Questions have been raised about the declaration completed by an agent for Djokovic, with social media posts seemingly showing he was in Belgrade on Christmas Day before flying to Australia from Spain on 4 January.
On Tuesday, the Australian prime minister, Scott Morrison, received a call from his Serbian counterpart, Ana Brnabić, in which he sought to manage the diplomatic fallout of the overturned visa cancellation by insisting Australia’s border policies were non-discriminatory.
Despite a win in court restoring his visa on Monday, Djokovic’s fate will now be determined by Australia’s immigration minister, Alex Hawke, due to his personal power to again cancel the visa and deport the world’s No 1 male tennis player.
Any decision to recancel the visa would likely be met by a fresh legal challenge from Djokovic, and a request for an injunction to stay out of immigration detention so that he could play in the Australian Open, where he is chasing a male record 21st grand slam singles title.
In order to recancel the visa, Hawke would have to be satisfied of a ground for cancellation, such as a threat to public safety, and that cancellation was in the public interest.
That could bring fresh scrutiny to Djokovic’s pre-travel declaration and his public appearances in the days after his positive Covid test result of 16 December.
In his Australian traveller declaration, filed on 1 January, Djokovic declared “no” when asked: “Have you travelled or will you travel in the 14 days prior to your flight to Australia?”
The declaration is accompanied with a warning that giving false or misleading information is a “serious offence”, also punishable by civil penalties.
In documents filed to the federal circuit court, Djokovic said that on 1 January he authorised his agent to submit this declaration, before travelling to Melbourne from Spain via Dubai on 4 January.
In his interview with border force officials on 6 January, Djokovic confirmed the declaration was completed by his agent, “based on” his Tennis Australia-approved medical exemption, but was not asked in the interview about travel in the fortnight before arrival.
A Twitter post by a Portuguese tennis reporter, Jose Morgado, appears to show Djokovic was in Belgrade at Christmas, posing with the handball star Petar Djordjic.
Djokovic was also pictured playing tennis in the streets of Belgrade in a post from 26 December.
Djokovic flew from Spain to Melbourne, where he arrived at 11.30pm on 5 January.
Asked if the travel declaration could provide fresh grounds to cancel Djokovic’s visa, a spokesperson for Hawke said the minister was still considering whether to exercise his power to do so.
“In line with due process, minister Hawke will thoroughly consider the matter.
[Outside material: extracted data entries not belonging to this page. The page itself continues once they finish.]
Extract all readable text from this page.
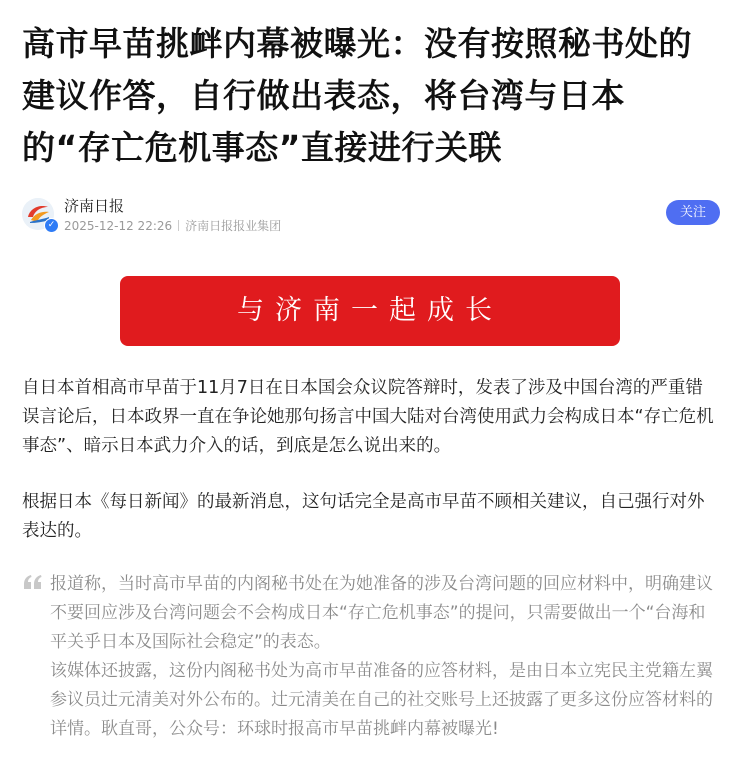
高市早苗挑衅内幕被曝光：没有按照秘书处的建议作答，自行做出表态，将台湾与日本的“存亡危机事态”直接进行关联
✓
济南日报
2025-12-12 22:26 济南日报报业集团
关注
与济南一起成长
自日本首相高市早苗于11月7日在日本国会众议院答辩时，发表了涉及中国台湾的严重错误言论后，日本政界一直在争论她那句扬言中国大陆对台湾使用武力会构成日本“存亡危机事态”、暗示日本武力介入的话，到底是怎么说出来的。
根据日本《每日新闻》的最新消息，这句话完全是高市早苗不顾相关建议，自己强行对外表达的。
报道称，当时高市早苗的内阁秘书处在为她准备的涉及台湾问题的回应材料中，明确建议不要回应涉及台湾问题会不会构成日本“存亡危机事态”的提问，只需要做出一个“台海和平关乎日本及国际社会稳定”的表态。
该媒体还披露，这份内阁秘书处为高市早苗准备的应答材料，是由日本立宪民主党籍左翼参议员辻元清美对外公布的。辻元清美在自己的社交账号上还披露了更多这份应答材料的详情。耿直哥，公众号：环球时报高市早苗挑衅内幕被曝光!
As the issue is ongoing, for legal reasons it is inappropriate to comment further.”
The travel declaration comes on top of reported anomalies on the official website showing Djokovic’s positive Covid test, which was the basis for his claimed medical exemption from vaccination. Der Spiegel reported that the QR code linked to Djokovic’s Covid-19 test on 16 December, published in court documents on Monday, at times appeared to return a negative result.
According to Der Spiegel, accessing Djokovic’s test result via QR code on Monday evening Australia time revealed a negative test result, before a subsequent attempt showed a positive result.
The website returned only positive results when accessed by the Guardian on Tuesday.
The New York Times reporter Ben Rothenberg similarly reported getting contradictory results from the same QR code.
Views within the Australian government are mixed on whether it should enforce a zero-tolerance approach on the requirement to be vaccinated and reject Djokovic’s exemption based on his recent Covid test result.
A spokesperson for Morrison said he had a “constructive call with prime minister Brnabić this morning on Novak Djokovic”.
“The PM explained our non-discriminatory border policy and its role in protecting Australia during the Covid-19 pandemic.
“They both agreed to stay in contact on the issue, and to further strengthening the bilateral relationship.”
Last week, Morrison vacillated on the question, at first deferring to the Victorian state government about whether Djokovic should be allowed in without quarantine, before backflipping to declare “rules are rules” and the vaccination requirement must be enforced.
In a statement on Tuesday, the ATP tour said although it fully respected Australia’s “stringent immigration policies” it was “clear Novak Djokovic believed he had been granted a necessary medical exemption in order to comply with entry regulations”.
“The series of events leading to Monday’s court hearing have been damaging on all fronts, including for Novak’s well-being and preparation for the Australian Open.”
In a statement on Tuesday, Djokovic’s lawyers, Hall and Wilcox, confirmed he attended the court hearing at their Melbourne office – despite the firm’s policy requiring a Covid-19 vaccination – with “a medical exemption approved by our Covid officer and managing partner”.
Djokovic’s agent and lawyers have been contacted for comment.